During this period, Obaldo was largely unable to work while incurring expenses, so she raised her original claim of  $70,000 to $113,000.

At the continuation of her testimony earlier in the day, Obaldo was asked by Lai what she was doing during the period July 2016 to July 1017.
The Filipina said she did nothing except go to the police to help in the investigation of Wong, Chan and Huang.
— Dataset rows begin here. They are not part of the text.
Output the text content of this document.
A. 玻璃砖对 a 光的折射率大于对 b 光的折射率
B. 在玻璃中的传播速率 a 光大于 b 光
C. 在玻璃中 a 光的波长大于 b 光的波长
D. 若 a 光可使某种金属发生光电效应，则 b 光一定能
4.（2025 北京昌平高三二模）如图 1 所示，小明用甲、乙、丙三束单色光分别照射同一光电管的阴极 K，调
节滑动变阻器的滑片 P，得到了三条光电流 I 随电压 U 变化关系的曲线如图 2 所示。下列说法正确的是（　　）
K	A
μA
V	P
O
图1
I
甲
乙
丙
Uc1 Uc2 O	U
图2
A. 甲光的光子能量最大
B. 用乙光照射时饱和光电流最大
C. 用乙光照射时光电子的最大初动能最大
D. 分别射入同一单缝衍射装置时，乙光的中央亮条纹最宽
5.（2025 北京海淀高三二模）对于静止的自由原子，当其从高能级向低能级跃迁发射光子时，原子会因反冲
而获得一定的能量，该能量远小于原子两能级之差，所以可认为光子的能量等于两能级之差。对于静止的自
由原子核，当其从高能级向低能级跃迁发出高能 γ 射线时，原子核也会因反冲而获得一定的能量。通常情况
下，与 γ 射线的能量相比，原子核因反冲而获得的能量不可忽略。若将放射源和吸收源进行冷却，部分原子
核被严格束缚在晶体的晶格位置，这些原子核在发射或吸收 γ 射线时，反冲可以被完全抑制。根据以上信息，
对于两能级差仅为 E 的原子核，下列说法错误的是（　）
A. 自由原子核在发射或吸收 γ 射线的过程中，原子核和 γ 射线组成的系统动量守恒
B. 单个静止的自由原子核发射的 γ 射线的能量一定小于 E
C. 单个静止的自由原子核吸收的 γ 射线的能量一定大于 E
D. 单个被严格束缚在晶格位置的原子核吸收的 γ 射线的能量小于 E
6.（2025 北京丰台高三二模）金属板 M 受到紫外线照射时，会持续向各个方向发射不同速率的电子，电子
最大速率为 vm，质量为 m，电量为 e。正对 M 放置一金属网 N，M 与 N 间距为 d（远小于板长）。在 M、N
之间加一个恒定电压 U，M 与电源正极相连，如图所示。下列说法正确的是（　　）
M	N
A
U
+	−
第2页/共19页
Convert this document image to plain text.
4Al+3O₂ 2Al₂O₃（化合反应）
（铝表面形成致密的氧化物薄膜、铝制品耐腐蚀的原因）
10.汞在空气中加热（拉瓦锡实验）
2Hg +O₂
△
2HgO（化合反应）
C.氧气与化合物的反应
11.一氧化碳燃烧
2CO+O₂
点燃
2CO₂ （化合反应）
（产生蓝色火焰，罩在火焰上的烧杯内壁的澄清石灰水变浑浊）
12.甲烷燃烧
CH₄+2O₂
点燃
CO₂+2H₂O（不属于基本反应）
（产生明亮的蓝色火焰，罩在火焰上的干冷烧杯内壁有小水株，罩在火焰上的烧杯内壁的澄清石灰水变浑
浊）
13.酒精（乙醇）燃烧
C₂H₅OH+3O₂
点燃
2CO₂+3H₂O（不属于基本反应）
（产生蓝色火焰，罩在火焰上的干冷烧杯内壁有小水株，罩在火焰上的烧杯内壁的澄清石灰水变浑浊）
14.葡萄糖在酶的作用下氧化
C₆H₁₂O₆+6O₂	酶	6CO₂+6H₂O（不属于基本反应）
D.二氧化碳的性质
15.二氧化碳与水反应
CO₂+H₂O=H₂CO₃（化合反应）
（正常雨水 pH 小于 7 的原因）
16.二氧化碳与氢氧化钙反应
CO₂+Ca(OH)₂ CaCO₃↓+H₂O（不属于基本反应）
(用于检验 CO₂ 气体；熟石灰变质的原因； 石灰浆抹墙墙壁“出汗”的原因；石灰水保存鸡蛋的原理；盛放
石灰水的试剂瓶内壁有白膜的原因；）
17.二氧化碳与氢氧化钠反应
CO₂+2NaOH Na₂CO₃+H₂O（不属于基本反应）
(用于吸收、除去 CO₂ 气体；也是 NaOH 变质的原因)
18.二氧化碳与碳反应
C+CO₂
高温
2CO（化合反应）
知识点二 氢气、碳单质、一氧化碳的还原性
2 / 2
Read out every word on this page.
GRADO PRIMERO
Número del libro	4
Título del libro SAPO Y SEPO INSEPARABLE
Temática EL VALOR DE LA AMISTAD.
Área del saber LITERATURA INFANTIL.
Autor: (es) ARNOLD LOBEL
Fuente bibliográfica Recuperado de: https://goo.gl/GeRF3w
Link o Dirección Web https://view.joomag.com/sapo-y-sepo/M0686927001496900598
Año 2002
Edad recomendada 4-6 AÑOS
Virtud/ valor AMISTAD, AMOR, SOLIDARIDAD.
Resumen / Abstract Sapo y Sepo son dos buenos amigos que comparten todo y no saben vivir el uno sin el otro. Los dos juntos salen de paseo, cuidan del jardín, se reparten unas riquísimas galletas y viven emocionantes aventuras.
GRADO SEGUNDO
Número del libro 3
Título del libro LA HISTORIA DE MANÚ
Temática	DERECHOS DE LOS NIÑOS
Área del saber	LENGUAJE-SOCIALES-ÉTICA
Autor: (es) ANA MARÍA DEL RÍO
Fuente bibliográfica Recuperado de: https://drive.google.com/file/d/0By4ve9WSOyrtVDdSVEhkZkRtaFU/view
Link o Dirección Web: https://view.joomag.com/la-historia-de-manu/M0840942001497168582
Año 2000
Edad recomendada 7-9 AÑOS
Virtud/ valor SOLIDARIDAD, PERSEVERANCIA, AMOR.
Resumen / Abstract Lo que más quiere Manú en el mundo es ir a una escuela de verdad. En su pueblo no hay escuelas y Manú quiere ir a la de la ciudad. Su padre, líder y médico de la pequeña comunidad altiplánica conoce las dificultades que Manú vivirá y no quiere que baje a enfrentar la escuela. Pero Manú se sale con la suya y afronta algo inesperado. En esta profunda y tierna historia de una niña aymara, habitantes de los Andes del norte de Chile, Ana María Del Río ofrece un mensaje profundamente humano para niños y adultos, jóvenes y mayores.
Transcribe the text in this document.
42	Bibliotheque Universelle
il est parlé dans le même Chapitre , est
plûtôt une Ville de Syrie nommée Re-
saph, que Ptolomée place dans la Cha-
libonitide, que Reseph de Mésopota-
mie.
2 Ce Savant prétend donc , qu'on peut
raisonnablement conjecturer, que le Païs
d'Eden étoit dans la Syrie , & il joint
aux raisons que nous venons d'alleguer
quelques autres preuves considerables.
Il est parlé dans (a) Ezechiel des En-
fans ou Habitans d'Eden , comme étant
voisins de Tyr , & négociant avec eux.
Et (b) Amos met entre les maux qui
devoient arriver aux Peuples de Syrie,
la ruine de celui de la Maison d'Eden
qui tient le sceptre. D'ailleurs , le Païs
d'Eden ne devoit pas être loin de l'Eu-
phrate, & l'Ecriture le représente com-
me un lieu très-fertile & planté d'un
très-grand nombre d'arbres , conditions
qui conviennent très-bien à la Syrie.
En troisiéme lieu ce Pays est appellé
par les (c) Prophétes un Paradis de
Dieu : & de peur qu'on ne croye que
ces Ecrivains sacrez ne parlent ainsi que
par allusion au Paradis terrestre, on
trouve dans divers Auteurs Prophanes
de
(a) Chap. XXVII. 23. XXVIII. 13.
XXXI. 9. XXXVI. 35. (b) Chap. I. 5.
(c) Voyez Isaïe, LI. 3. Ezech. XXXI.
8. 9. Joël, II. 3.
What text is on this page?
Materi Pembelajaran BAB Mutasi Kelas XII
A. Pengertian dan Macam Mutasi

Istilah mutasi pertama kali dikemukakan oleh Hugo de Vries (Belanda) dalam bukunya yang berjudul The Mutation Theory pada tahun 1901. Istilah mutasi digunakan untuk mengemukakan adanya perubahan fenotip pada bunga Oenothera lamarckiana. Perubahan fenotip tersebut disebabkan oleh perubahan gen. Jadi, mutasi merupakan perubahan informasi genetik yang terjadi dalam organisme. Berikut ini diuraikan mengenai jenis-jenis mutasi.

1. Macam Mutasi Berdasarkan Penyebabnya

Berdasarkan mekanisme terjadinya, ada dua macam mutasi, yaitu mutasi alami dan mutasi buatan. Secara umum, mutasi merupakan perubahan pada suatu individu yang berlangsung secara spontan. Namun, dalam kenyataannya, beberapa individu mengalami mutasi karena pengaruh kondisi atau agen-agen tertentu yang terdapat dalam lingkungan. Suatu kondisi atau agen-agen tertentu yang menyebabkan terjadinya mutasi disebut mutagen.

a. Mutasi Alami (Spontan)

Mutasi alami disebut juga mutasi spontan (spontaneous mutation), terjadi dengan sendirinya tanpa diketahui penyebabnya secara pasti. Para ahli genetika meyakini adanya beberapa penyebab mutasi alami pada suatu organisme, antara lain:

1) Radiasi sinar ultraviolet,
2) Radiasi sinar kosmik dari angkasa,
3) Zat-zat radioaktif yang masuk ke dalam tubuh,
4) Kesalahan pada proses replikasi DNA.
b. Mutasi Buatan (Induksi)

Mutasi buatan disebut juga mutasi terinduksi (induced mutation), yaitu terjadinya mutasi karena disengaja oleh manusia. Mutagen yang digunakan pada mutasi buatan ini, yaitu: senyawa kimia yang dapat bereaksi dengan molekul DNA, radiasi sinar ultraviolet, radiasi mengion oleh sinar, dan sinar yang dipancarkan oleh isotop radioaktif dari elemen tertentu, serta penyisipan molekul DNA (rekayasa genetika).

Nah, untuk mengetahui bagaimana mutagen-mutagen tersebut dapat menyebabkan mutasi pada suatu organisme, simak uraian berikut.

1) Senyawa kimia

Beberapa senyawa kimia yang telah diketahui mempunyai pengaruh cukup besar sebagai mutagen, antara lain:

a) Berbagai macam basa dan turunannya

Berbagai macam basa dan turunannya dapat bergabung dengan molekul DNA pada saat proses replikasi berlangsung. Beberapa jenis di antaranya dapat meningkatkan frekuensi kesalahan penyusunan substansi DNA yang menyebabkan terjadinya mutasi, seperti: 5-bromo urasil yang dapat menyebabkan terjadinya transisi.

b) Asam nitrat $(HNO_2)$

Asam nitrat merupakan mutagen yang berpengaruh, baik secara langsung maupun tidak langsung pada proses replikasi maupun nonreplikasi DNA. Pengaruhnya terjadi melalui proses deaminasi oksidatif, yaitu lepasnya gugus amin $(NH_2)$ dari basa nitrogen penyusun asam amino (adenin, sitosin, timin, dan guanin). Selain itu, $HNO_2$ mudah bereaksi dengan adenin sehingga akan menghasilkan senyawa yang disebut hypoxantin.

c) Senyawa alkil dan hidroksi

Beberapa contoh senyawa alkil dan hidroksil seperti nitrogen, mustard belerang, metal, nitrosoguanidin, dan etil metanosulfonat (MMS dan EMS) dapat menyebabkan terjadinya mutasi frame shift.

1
She also went to court to give evidence as a prosecution witness against them.

But during cross-examination by Wong, the Filipina admitted that she went job-hunting in the United Arab Emirates on Jan 28 last year but returned to Hong Kong after a month.
Then she found an employer in the New Territories on Jul 27 but was terminated after one month following an argument with her male employer.

Wong also tried to bring up Obaldo’s travel to China with her new employers, but Lai cut her short, telling her not to bring up issues that were not relevant to the present case.

Lai chided both Obaldo and Wong a number of times during the trial for unclear statements or irrelevant issues.

The four years since the China episode seemed to have taken it toll on the memory of Obaldo, 48.

In her testimony, she said she returned on a day in September and went to the boarding house of her employment agency.

The next day, she went to the Consulate to report her ordeal, then got a call from the agent who set a meeting at a McDonald’s shop with Wong, during which she was given notice of termination.

When Lai asked her again when she arrived from China, she said at first that she could not recall, but then gave the date as Sept 25.

But a document she submitted in court showed that she was given until Nov 1, 2015 on her job.

If that was so, said Lai, there would have been a six-day lapse between her return from China and the McDonald’s meeting and not just a day.

Obaldo was assisted in her case by the Consulate’s assistance to nationals section.